Section 24.Not Intended to be Nonqualified Deferred Compensation. The Company intends that each option granted under this Plan not constitute “nonqualified deferred compensation” within the meaning of and subject to Section 409A of the Tax Law. To the extent that the Administrators determine that any provision of this Plan or any option or Contract provides for any such nonqualified deferred compensation (in whole or in part), the Administrators at any time may amend this Plan and/or amend, restructure, terminate or replace any Contract to either comply with Section 409A of the Tax Law and/or minimize or eliminate any such nonqualified deferred compensation,ineachcase notwithstanding anything in this Plan or any applicable Contract to the contrary.
Section 25.Partial Invalidity. The invalidity, illegality or unenforceability of any provision in this Plan, any option or Contract shall not affect the validity, legality or enforceability of any other provision, all of which shall be valid, legal and enforceable to the fullest extent permitted by applicable law.
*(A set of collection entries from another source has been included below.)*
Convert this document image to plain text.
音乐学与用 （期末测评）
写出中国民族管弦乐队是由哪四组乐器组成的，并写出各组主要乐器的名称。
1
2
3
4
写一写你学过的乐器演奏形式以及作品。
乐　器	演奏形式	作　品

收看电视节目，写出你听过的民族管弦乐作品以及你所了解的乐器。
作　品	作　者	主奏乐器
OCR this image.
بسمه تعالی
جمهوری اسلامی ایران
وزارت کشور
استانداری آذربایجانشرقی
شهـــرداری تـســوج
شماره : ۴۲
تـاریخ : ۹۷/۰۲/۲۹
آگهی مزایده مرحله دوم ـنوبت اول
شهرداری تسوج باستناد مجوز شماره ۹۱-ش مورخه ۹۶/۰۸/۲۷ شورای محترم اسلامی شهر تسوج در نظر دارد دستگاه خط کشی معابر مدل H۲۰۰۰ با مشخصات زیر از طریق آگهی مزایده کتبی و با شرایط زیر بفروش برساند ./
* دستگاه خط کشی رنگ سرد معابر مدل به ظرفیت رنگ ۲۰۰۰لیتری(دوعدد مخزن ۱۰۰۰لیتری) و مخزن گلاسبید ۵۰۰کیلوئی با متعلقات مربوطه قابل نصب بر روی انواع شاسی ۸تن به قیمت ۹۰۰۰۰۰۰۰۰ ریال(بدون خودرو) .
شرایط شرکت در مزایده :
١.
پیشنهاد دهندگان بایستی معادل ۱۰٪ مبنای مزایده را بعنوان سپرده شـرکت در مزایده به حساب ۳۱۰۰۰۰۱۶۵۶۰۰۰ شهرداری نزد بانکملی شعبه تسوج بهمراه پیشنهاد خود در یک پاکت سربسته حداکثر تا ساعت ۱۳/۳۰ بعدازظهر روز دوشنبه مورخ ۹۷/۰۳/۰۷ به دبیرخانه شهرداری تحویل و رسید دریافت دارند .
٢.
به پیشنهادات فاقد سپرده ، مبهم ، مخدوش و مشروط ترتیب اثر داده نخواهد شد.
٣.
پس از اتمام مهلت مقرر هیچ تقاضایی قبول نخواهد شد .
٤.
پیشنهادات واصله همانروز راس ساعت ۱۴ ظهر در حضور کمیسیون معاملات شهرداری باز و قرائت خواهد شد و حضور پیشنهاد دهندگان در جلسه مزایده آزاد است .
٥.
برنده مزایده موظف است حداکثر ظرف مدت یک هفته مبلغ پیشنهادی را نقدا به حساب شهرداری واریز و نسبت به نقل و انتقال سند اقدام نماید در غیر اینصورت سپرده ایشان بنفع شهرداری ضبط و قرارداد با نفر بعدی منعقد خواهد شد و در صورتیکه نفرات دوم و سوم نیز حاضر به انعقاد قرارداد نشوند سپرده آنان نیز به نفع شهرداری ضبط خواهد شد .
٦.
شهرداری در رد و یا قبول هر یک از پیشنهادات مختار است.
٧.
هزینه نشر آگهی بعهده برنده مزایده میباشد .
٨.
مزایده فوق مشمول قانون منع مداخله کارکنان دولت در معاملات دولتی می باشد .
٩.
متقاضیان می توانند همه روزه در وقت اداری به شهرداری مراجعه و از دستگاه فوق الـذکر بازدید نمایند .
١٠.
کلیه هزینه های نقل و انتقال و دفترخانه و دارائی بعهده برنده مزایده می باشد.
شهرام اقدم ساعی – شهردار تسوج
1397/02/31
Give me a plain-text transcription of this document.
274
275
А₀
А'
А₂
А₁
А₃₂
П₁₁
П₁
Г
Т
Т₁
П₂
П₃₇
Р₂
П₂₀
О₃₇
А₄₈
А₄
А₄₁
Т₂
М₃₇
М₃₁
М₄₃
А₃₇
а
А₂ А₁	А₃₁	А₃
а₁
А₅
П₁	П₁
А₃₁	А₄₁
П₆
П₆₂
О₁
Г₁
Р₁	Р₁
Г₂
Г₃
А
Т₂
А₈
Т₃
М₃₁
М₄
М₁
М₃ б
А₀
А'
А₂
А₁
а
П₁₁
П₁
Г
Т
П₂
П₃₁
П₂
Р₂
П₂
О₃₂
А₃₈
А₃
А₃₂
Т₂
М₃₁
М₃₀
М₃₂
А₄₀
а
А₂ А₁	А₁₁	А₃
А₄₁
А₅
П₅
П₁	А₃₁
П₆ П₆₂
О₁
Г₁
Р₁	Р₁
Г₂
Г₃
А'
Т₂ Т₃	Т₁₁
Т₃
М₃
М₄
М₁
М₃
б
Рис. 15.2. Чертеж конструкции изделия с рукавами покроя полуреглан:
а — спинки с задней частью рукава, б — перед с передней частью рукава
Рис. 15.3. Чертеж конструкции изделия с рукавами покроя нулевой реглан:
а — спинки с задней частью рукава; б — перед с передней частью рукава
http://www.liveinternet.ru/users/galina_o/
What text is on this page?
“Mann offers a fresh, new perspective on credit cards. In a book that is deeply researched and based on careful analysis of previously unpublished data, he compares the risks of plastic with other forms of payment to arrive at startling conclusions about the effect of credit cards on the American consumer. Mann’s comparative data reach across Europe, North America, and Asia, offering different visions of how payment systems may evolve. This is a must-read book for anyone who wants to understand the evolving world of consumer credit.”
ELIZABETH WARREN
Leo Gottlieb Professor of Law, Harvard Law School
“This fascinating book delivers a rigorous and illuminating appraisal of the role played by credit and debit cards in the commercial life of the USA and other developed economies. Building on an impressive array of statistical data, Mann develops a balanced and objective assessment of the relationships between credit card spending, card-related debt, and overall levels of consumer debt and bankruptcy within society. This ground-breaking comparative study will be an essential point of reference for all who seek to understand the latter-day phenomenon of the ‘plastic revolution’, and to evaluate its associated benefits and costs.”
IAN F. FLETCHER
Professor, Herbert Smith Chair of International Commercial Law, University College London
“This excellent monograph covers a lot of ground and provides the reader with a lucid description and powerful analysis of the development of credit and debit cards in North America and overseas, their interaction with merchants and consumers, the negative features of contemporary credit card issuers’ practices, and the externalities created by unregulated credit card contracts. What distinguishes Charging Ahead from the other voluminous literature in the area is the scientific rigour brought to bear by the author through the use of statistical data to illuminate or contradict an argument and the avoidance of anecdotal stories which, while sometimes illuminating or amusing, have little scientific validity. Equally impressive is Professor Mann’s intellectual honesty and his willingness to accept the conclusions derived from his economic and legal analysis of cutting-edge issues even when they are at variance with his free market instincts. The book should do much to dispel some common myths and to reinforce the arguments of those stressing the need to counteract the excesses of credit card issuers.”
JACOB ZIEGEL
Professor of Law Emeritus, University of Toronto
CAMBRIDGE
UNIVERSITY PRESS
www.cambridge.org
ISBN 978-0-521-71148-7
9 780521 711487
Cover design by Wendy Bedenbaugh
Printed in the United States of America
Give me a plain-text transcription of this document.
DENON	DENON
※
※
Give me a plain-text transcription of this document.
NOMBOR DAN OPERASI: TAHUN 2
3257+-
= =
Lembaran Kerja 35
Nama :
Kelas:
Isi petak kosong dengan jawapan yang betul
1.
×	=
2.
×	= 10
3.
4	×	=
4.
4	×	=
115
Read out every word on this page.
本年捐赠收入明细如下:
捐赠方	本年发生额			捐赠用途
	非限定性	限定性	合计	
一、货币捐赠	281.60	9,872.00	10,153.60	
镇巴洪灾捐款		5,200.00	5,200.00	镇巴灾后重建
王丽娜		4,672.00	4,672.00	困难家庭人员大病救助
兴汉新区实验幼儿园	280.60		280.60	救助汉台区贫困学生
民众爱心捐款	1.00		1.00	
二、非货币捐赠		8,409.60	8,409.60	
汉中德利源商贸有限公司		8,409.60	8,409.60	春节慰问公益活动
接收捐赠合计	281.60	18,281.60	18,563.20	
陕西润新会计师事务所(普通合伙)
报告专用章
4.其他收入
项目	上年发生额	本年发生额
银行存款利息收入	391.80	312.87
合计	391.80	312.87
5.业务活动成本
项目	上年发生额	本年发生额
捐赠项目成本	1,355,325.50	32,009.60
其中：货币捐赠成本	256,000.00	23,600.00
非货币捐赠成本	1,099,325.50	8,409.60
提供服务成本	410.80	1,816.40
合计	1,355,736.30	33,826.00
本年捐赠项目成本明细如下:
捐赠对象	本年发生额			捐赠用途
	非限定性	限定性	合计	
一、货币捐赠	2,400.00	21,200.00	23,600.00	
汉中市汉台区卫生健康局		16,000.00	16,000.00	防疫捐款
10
Section 26.Amendments; Future Stockholder Approval. This Plan was approved by the holders of a majority of the votes present in person or by proxy entitled to vote hereon at a duly held meeting of the Company’s stockholders on August 2, 2001, at which was quorum present. Any amendment to this plan shall be subject to approval (a) by the Board (upon the recommendation of the Committee to the extent provided by any applicable Company by-law, including any applicable committee charter), and (b) if and to the extent required by applicable law or exchange rules, or if the Board otherwise directs that the matter be submitted to the Company’s stockholders, by (i) the holders of a majority of the votes present in person or by proxy entitled to vote hereon at a duly held meeting of the Company’s stockholders at which a quorum is present or (ii) the Company’s stockholders acting in accordance with the provisions of Section 228 of the Delaware General Corporation Law.